Toronto the Chaotic

Image by Leelz, from NOW's Flickr poolSo this is what it comes down to.

I suppose I should be happy that the rampaging hordes smashing up franchises on Queen West and Yonge yesterday weren’t all wearing greasepaint; that would have sent our already hysterical media into a frenzy of panic and terror.

Not everyone is going crazy — Torontoist has been doing spectacular work, and my peeps at NOW are staying on top of things on the Twitter — but CP24‘s highlight reel of the day’s clashes, set to a nervous soundtrack right out of a “Transformers” movie, felt like it was trying to give viewers the vapors.

As a homeowner and a professional rapidly approaching middle age, I know I’ve lost the right to weigh in on the issue, but seriously: Whatever you’re protesting, you lose your moral standing when you start smashing storefronts and setting police cars on fire. You do that, you’re just a fucking punk.

Don’t get me wrong; I’m all for peaceful protests and organized marches, and there was a lot of that yesterday — until about 3:30 pm, when a subset of the Queen’s Park marchers decided to head down to the big fence at Wellington and start knocking shit over. That triggered other outbreaks of violence, including a confrontation at Queen and Spadina — just down the street from me, really — where I was sure someone was going to get shot.

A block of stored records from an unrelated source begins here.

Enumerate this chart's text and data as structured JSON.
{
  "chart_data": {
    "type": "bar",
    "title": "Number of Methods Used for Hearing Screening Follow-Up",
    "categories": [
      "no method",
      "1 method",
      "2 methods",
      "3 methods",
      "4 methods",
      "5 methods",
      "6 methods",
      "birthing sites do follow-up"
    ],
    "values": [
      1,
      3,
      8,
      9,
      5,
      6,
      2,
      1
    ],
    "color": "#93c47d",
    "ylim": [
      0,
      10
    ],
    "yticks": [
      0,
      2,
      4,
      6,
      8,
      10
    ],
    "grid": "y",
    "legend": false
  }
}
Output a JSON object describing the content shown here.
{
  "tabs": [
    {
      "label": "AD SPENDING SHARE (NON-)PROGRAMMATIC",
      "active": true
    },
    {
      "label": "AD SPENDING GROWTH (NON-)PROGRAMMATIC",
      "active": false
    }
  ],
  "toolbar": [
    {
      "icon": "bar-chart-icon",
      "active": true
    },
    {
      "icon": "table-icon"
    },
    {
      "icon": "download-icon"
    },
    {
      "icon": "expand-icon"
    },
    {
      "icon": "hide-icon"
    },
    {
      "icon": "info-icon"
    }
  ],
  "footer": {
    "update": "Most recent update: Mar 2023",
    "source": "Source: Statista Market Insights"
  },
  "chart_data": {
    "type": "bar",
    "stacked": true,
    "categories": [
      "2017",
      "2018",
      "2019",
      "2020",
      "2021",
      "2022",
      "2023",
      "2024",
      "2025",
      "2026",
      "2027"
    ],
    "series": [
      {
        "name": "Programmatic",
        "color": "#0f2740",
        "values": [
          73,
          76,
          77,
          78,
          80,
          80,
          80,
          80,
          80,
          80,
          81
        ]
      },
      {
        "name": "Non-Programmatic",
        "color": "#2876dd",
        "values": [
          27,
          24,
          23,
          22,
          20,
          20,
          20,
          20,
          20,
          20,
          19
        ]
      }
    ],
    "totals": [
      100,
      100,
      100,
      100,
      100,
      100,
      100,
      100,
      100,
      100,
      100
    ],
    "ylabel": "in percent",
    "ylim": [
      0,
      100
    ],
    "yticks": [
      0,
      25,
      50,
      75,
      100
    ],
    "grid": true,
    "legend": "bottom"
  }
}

The police showed remarkable restraint. The protestors, not so much. I’m glad no one was killed yesterday; I’m less glad that 400 people were arrested under a creepy new law that gives the police the right to suspend probable cause and haul you in if they feel you might look at them funny. (It puts the lie to the conservative position that people who’ve done nothing wrong have nothing to fear.)

Anyway. Here’s hoping today is better, and easier, for everyone — both the peaceful demonstrators and the police charged with maintaining order and controlling chaos. And for the dilettante anarchists who think the best way to protest globalization is to destroy someone else’s livelihood and put the people who work there at risk, this is not what Gandhi meant when he said “be the change you want to see in the world”. He was a leader; you’re just kids who’ve misunderstood the lessons of Rage Against the Machine.

But I still hope you make it to your thirties.